In 1988′s “Midnight Run,” Grodin was a bail-jumping accountant who took millions from a mobster and De Niro was the bounty hunter trying to bring him cross-country to Los Angeles. They’re being chased by police, another bounty hunter and the Mob, and because Grodin is afraid of flying, they are forced to go by car, bus, even boxcar.
“Beethoven” brought him success in the family-animal comedy genre in 1992. Asked why he took up such a role, he told The Associated Press he was happy to get the work.
“I’m not that much in demand,” Grodin replied. “It’s not like I have this stack of wonderful offers. I’m just delighted they wanted me.”
Amid his film gigs, Grodin became a familiar face on late-night TV, perfecting a character who would confront Johnny Carson or others with a fake aggressiveness that made audiences cringe and laugh at the same time.
“It’s all a joke,” he told The Los Angeles Times in 1995. “It’s just a thing. It was a choice to do that.”
His biggest stage success, by far, was “Same Time, Next Year,” which opened on Broadway in 1975 and ran nearly 3½ years. He and Burstyn were two people who — though each happily married — meet in the same hotel once a year for an extramarital fling. Beyond the humor, the play won praise for deftly tracing the changes in their lives, and in society, from the 1950s to the ’70s. Critic Clive Barnes called Grodin’s character “a monument to male insecurity, gorgeously inept.”
After 1994’s “My Summer Story,” Grodin largely abandoned acting. From 1995 to 1998, he hosted a talk show on CNBC cable network. He moved to MSNBC and then to CBS’ “60 Minutes II.”
In his 2002 book, “I Like It Better When You’re Funny,” he said too many TV programmers’ believe that viewers are best served “if we hear only from lifelong journalists.” He argued that “people outside of Washington and in professions other than journalism” also deserved a soapbox.
He returned to the big screen in 2006 as Zach Braff’s know-it-all father-in-law in “The Ex.” More recent credits include the films “An Imperfect Murder” and “The Comedian” and the TV series “Louie.”
Grodin was born Charles Grodinsky in Pittsburgh in 1935, son of a wholesale dry goods seller who died when Charles was 18. He played basketball and later described himself as “a rough kid, always getting kicked out of class.”
He studied at the University of Miami and the Pittsburgh Playhouse, worked in summer theater and then struggled in New York, working nights as a cab driver, postal clerk and watchman while studying acting during the day.

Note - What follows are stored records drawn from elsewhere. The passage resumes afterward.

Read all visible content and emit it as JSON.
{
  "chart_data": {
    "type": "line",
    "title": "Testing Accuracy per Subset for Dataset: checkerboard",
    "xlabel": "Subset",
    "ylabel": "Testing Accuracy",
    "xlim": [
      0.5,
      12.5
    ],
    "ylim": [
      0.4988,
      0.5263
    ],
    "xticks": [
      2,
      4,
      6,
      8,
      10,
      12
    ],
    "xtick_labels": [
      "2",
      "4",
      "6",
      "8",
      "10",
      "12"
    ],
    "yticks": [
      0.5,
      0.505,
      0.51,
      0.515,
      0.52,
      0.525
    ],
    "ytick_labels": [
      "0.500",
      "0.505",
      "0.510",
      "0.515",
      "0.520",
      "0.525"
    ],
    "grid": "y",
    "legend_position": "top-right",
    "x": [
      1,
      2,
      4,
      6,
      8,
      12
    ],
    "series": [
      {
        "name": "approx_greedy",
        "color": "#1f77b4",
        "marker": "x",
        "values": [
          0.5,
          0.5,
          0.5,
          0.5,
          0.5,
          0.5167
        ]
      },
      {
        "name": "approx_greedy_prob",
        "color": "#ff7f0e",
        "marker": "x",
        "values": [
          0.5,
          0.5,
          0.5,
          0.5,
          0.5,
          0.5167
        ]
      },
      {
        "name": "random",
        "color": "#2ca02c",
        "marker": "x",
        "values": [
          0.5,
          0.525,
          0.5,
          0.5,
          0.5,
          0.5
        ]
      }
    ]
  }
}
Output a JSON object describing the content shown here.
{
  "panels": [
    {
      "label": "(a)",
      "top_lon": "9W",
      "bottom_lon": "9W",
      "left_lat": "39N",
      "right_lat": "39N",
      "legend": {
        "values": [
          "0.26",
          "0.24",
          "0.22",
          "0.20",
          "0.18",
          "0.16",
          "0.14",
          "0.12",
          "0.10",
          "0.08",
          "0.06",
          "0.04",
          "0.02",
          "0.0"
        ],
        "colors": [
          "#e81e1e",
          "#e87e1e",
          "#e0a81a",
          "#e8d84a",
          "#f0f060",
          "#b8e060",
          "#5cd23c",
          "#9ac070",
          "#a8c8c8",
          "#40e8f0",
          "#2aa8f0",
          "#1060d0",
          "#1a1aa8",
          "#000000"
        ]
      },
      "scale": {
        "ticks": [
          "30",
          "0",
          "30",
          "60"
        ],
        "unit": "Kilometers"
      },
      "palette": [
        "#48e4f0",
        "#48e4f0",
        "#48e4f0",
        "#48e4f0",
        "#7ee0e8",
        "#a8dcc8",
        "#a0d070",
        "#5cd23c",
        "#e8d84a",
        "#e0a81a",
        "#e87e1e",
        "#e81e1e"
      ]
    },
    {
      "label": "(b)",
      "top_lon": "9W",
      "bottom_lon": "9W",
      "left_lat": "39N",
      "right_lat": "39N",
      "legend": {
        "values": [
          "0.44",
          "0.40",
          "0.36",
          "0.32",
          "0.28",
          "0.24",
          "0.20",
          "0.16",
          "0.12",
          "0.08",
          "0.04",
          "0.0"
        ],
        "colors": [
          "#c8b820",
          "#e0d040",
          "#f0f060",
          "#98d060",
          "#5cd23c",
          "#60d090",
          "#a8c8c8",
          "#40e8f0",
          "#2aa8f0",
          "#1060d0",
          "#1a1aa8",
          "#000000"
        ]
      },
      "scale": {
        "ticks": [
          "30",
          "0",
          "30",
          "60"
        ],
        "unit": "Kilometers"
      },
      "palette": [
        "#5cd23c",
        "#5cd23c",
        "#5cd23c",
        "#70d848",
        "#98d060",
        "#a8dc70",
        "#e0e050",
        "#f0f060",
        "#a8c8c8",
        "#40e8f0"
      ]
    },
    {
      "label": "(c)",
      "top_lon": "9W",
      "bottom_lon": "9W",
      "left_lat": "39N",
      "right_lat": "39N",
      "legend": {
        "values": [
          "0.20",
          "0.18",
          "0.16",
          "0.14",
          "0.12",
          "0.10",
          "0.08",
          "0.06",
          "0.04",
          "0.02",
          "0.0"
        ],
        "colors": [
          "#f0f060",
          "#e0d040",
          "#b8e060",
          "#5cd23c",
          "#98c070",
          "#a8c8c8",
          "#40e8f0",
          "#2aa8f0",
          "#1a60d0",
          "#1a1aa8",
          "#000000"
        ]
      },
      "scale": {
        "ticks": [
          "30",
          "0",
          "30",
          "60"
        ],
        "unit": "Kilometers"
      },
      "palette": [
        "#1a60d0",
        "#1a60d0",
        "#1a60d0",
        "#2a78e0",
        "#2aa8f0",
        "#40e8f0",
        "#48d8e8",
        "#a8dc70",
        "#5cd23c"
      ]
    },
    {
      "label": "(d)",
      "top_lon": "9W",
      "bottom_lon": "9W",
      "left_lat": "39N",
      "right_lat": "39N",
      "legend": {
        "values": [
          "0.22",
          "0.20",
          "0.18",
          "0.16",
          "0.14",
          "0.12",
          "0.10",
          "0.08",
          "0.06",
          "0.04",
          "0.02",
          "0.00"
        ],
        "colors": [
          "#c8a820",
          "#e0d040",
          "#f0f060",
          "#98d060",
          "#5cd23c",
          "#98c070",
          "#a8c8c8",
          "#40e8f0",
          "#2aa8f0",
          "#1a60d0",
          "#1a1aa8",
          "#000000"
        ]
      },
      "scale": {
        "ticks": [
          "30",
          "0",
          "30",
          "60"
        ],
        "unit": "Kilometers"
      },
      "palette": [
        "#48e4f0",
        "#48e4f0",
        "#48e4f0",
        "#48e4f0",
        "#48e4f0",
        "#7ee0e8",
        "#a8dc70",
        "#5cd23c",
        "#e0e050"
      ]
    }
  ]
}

In 1962 Grodin made his Broadway debut and received good notices in “Tchin Tchin,” a three-character play starring Anthony Quinn. He followed with “Absence of a Cello” in 1964.
He co-wrote and directed a short-lived 1966 off-Broadway show called “Hooray! It’s a Glorious Day … and all that.” That same year, he made his movie debut in a low-budget flop called “Sex and the College Girl.”
In 1969, Grodin demonstrated his early interest in politics by helping write and direct “Songs of America,” a TV special starring Simon and Garfunkel that incorporated civil rights and antiwar messages. But the original sponsor pulled out and Simon later called the little-noticed effort “a tragedy.”
Simon returned with a special in 1977 that spoofed show business and featured Grodin as the show’s bumbling producer. Grodin and his co-writers won Emmys.
Grodin and his first wife, Julia Ferguson, had a daughter, comedian Marion Grodin. The marriage ended in divorce. He and his second wife, Elissa Durwood, had a son, Nicholas.